0341 – avoid “I’ll do it later”

I went to bed around 1120pm or so. I set two alarms- 600 and 710am. Didn’t hear the first one, woke up on the second one and was slightly more clearheaded than I usually am when I wake up. Maybe because I got more sleep. My calves were feeling sore from the previous run, and I lingered in bed I think for almost a full half hour. This is a very silly half hour that I want to stop wasting- it’s precious cool weather time.

Interestingly, I didn’t feel at all in any danger of falling back asleep. I wonder if it was the constant “when I wake up I am to immediately get up and get out of bed and go run” thoughts.

But I still lingered for 30 mins. Room for improvement. I stood around for a while but decided that I had to at least wear my shoes and go down to the track. The walk there was pleasant enough to make me want to run, and I did.

Got home, showered while watching a couple of Every Frame A Painting videos, sat still for a while, then got dressed and left for work. Now is the commute. Was feeling a little sleepy but am feeling clearer now.

On to what I had planned to write about.

“Sure, I’ll do it later” is probably one of the most toxic, damaging phrases in my vocabulary. (Lexicon? Phrasebook? Where do you keep the phrases and sentences that you use so often that they become a part of who you are?) I put things off indefinitely and I suffer greatly for it. I frustrate and disappoint the people around me and yet I never seem to do very much about it.

An impersonal reading of the situation would suggest that I either enjoy the drama and pain [1], I’m actually indifferent to the circumstances despite my frequent and extensive protests, or that I’m deeply incompetent.

In all cases I seem to be naive. If I really enjoyed it, I should shut up and enjoy it. If I enjoy the complaining that comes with the suffering, then I should own that and enjoy the complaining. But I’m so sick of that, too. I recognise that there’s something about the situation that smells funny.

I guess in short I recognise that I’m playing a losing game, and that distresses me. While life itself is ultimately a losing game in the sense that we will all die (and the Universe will, too), I don’t feel too distressed about that because there’s not very much I can do about that.

Hm. So I get stressed because I feel that I’m not doing what I could or should be doing. I feel like I’m wasting my time.

But that’s easy to say. It’s “I didn’t do well because I didn’t study” all over again. I suppose now I’m trying to study and I find that I’m struggling. In school, I could argue that I wasn’t interested in the subject matter, and I didn’t like the environment, and I didn’t like my peers. (Refinement: I somewhat liked the people I hung out with, but most of them weren’t too into studying either. I couldn’t reallly get along with anybody who took their studies seriously. So by peers I mean peers-who-studied.)

But now, in adulthood, I can’t quite use those excuses. I have my own house, I can modify my environment substantially. (I can’t really change the neighbourhood though, which is a little depressing. For now. I’m hoping and planning to move somewher cheerier as I save more money.) I go to work in a space that’s interesting, exciting. I reasonably like the subject matter, and I love my colleagues. So why am I not doing well? I’m not doing badly, but I feel like I’m not doing well. I feel like I’m not growing.

I suppose the first thing to do is to take stock, to make measurements. What do I actually expect of myself? I haven’t written these things down. I was telling my wife, I enjoy having completed a run, I enjoy having written word vomits, and similarly I should enjoy having done work.

She said, “But this brings you back to an old problem: What is done?” Because the run is clearly defined– cross the 2.4km mark. A word vomit is clearly defined– cross the 1000 word mark. How do I measure the amount of work I do at work? I don’t. And that’s probably the single biggest cause of stress in my work, maybe. I’ve talked about wanting to change this, but of course… I’ll do it later. Well, I guess I know what I’ll be spending the first 25 minutes of my work day doing.

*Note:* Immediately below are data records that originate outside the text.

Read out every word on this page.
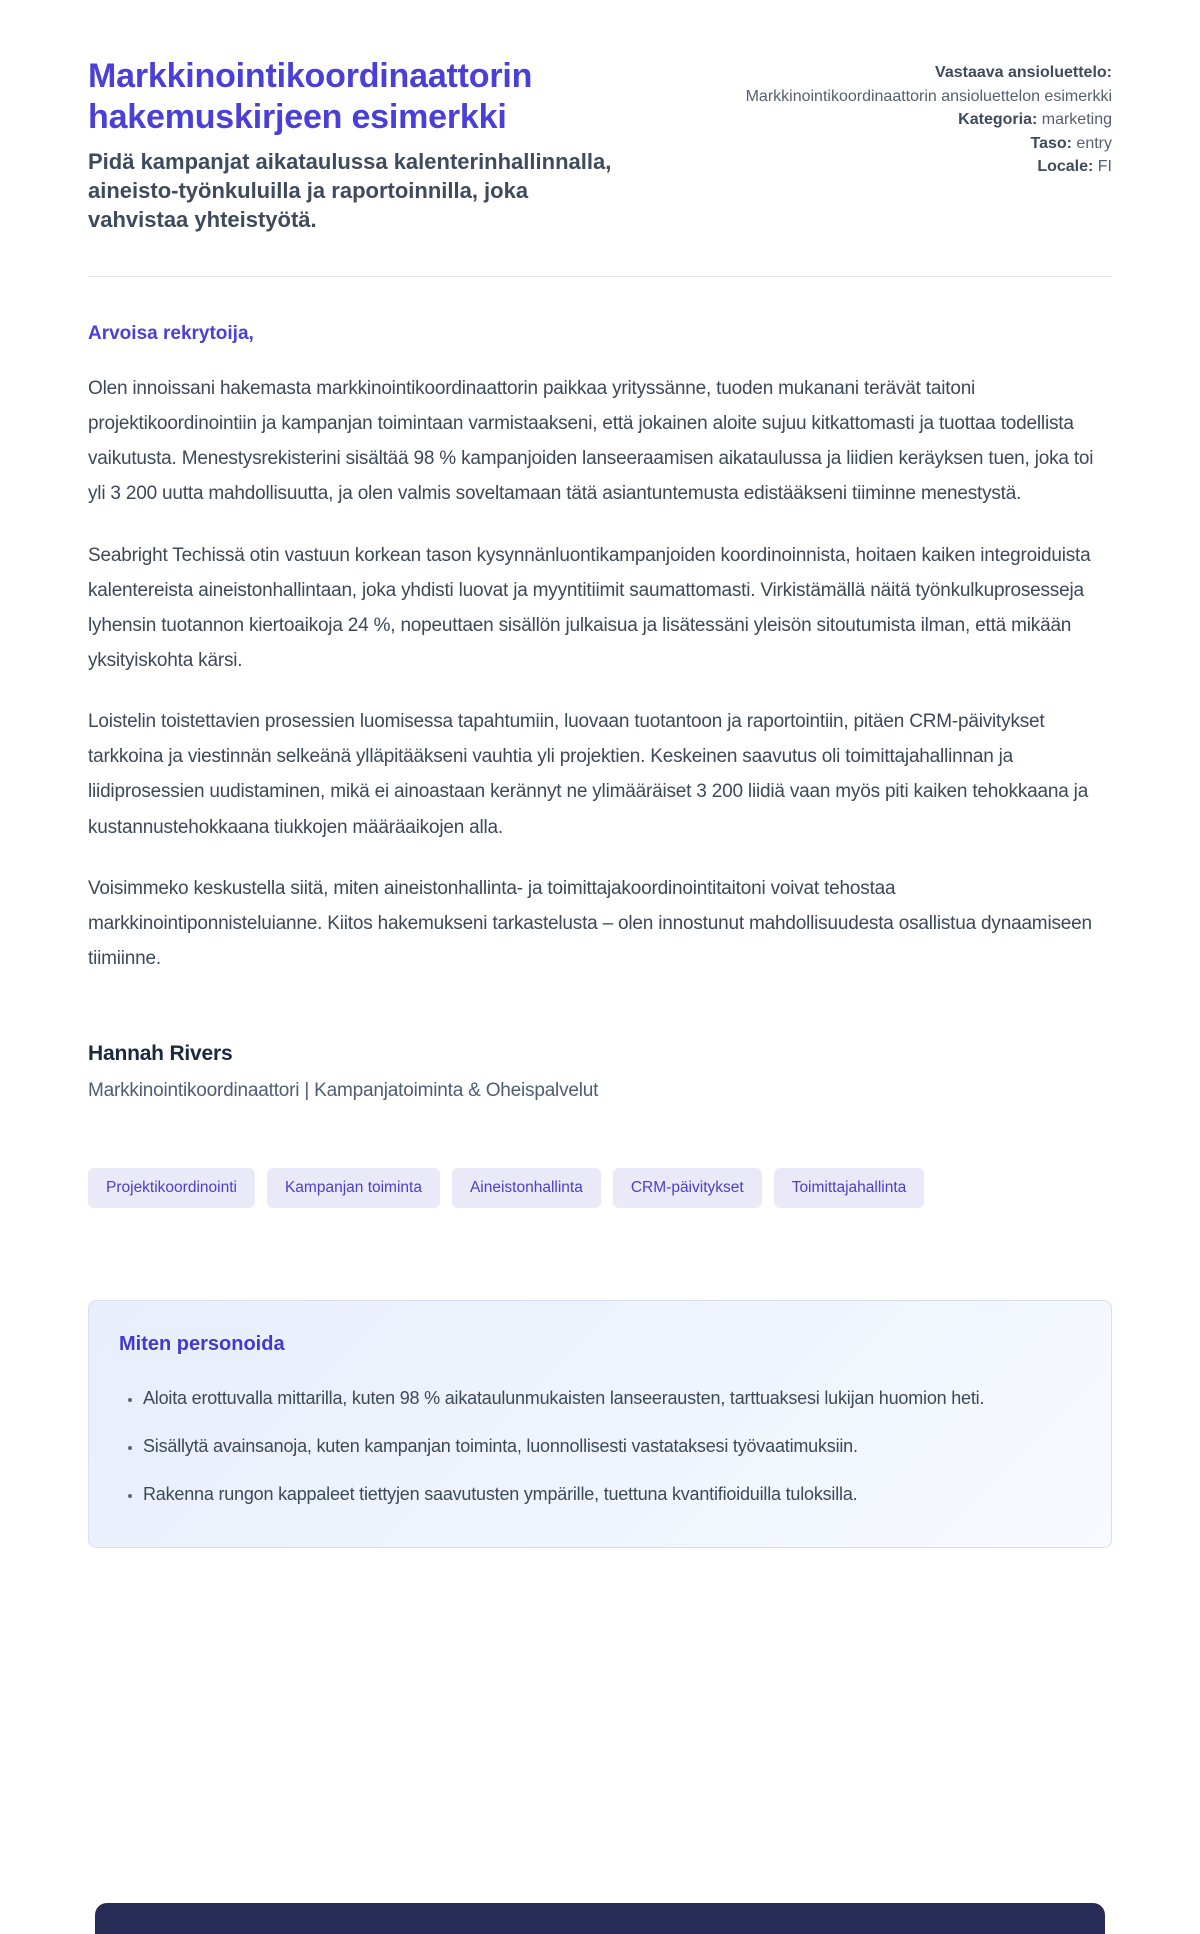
Markkinointikoordinaattorin hakemuskirjeen esimerkki
Pidä kampanjat aikataulussa kalenterinhallinnalla, aineisto-työnkuluilla ja raportoinnilla, joka vahvistaa yhteistyötä.
Vastaava ansioluettelo:
Markkinointikoordinaattorin ansioluettelon esimerkki
Kategoria: marketing
Taso: entry
Locale: FI
Arvoisa rekrytoija,

Olen innoissani hakemasta markkinointikoordinaattorin paikkaa yrityssänne, tuoden mukanani terävät taitoni projektikoordinointiin ja kampanjan toimintaan varmistaakseni, että jokainen aloite sujuu kitkattomasti ja tuottaa todellista vaikutusta. Menestysrekisterini sisältää 98 % kampanjoiden lanseeraamisen aikataulussa ja liidien keräyksen tuen, joka toi yli 3 200 uutta mahdollisuutta, ja olen valmis soveltamaan tätä asiantuntemusta edistääkseni tiiminne menestystä.

Seabright Techissä otin vastuun korkean tason kysynnänluontikampanjoiden koordinoinnista, hoitaen kaiken integroiduista kalentereista aineistonhallintaan, joka yhdisti luovat ja myyntitiimit saumattomasti. Virkistämällä näitä työnkulkuprosesseja lyhensin tuotannon kiertoaikoja 24 %, nopeuttaen sisällön julkaisua ja lisätessäni yleisön sitoutumista ilman, että mikään yksityiskohta kärsi.

Loistelin toistettavien prosessien luomisessa tapahtumiin, luovaan tuotantoon ja raportointiin, pitäen CRM-päivitykset tarkkoina ja viestinnän selkeänä ylläpitääkseni vauhtia yli projektien. Keskeinen saavutus oli toimittajahallinnan ja liidiprosessien uudistaminen, mikä ei ainoastaan kerännyt ne ylimääräiset 3 200 liidiä vaan myös piti kaiken tehokkaana ja kustannustehokkaana tiukkojen määräaikojen alla.

Voisimmeko keskustella siitä, miten aineistonhallinta- ja toimittajakoordinointitaitoni voivat tehostaa markkinointiponnisteluianne. Kiitos hakemukseni tarkastelusta – olen innostunut mahdollisuudesta osallistua dynaamiseen tiimiinne.

Hannah Rivers
Markkinointikoordinaattori | Kampanjatoiminta & Oheispalvelut
Projektikoordinointi	Kampanjan toiminta	Aineistonhallinta	CRM-päivitykset	Toimittajahallinta
Miten personoida
• Aloita erottuvalla mittarilla, kuten 98 % aikataulunmukaisten lanseerausten, tarttuaksesi lukijan huomion heti.
• Sisällytä avainsanoja, kuten kampanjan toiminta, luonnollisesti vastataksesi työvaatimuksiin.
• Rakenna rungon kappaleet tiettyjen saavutusten ympärille, tuettuna kvantifioiduilla tuloksilla.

I feel like I should be getting a minimum amount of work-related writing done a day. I should measure it probably the same way I measure these word vomits. I should just churn out as much as I can for a 25 minute tomato. I should do some minimum of X, some minimum of Y. I should have these things written down in advance and decide them in advance, the same way I go for runs without deciding each day all over again how long I want to run, where I want to run, if I want to run at all, etc. Decide in advance. Do it now.

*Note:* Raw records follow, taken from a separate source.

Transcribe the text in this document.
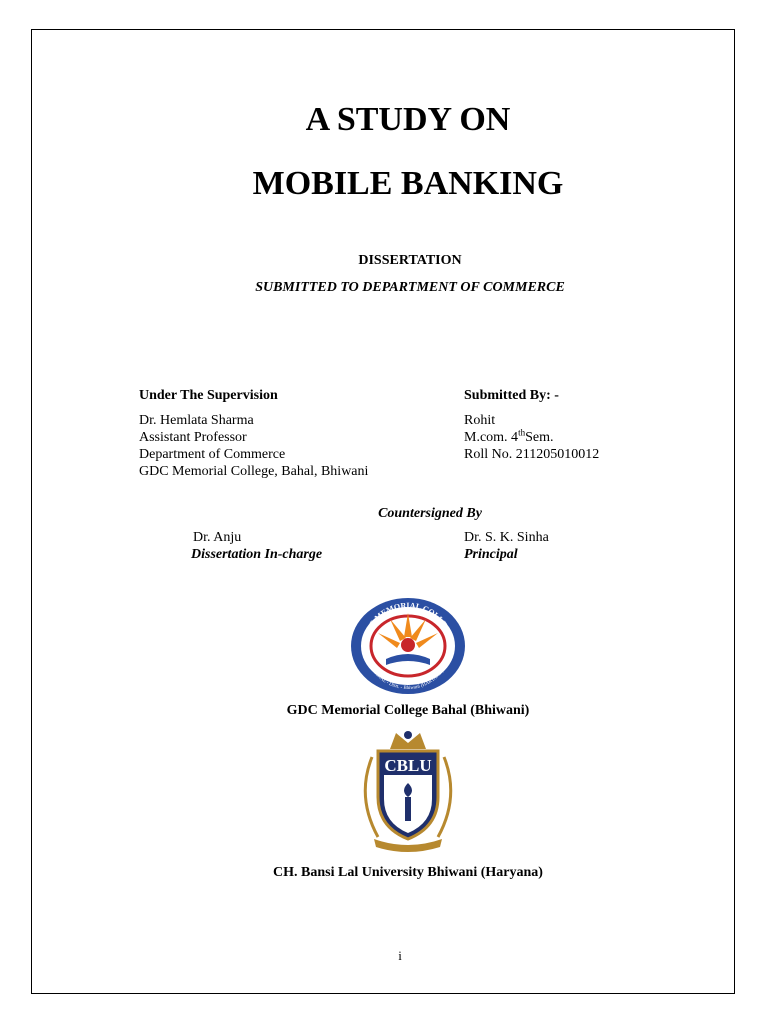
A STUDY ON
MOBILE BANKING
DISSERTATION
SUBMITTED TO DEPARTMENT OF COMMERCE
Under The Supervision
Dr. Hemlata Sharma
Assistant Professor
Department of Commerce
GDC Memorial College, Bahal, Bhiwani
Submitted By: -
Rohit
M.com. 4thSem.
Roll No. 211205010012
Countersigned By
Dr. Anju
Dissertation In-charge
Dr. S. K. Sinha
Principal
GDC MEMORIAL COLLEGE
BAHAL - Distt. - Bhiwani (HARYANA)
GDC Memorial College Bahal (Bhiwani)
CBLU
CH. Bansi Lal University Bhiwani (Haryana)
i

I don’t feel like I’ve sufficiently explored the “Later” idea enough. Let’s revisit this maybe.

_____

[1] This feels wrong to me but I recognize that it’s a valid interpretation that’s very worth taking seriously. I recently started on Games People Play- haven’t gotten too far into it yet but I’m quite excited about making sense of its ideas. My early interpretation/assumption: Drama begets drama. It keeps things predictable and familiar, and predictable familiarity, even if damaging, is less scary than doing things differently. All animals do weird things when put in circumstances that break their primal heuristics or instincts. Moths fly into flames. Cats chase lasers. Humans stay in abusive relationships and self-destructive patterns.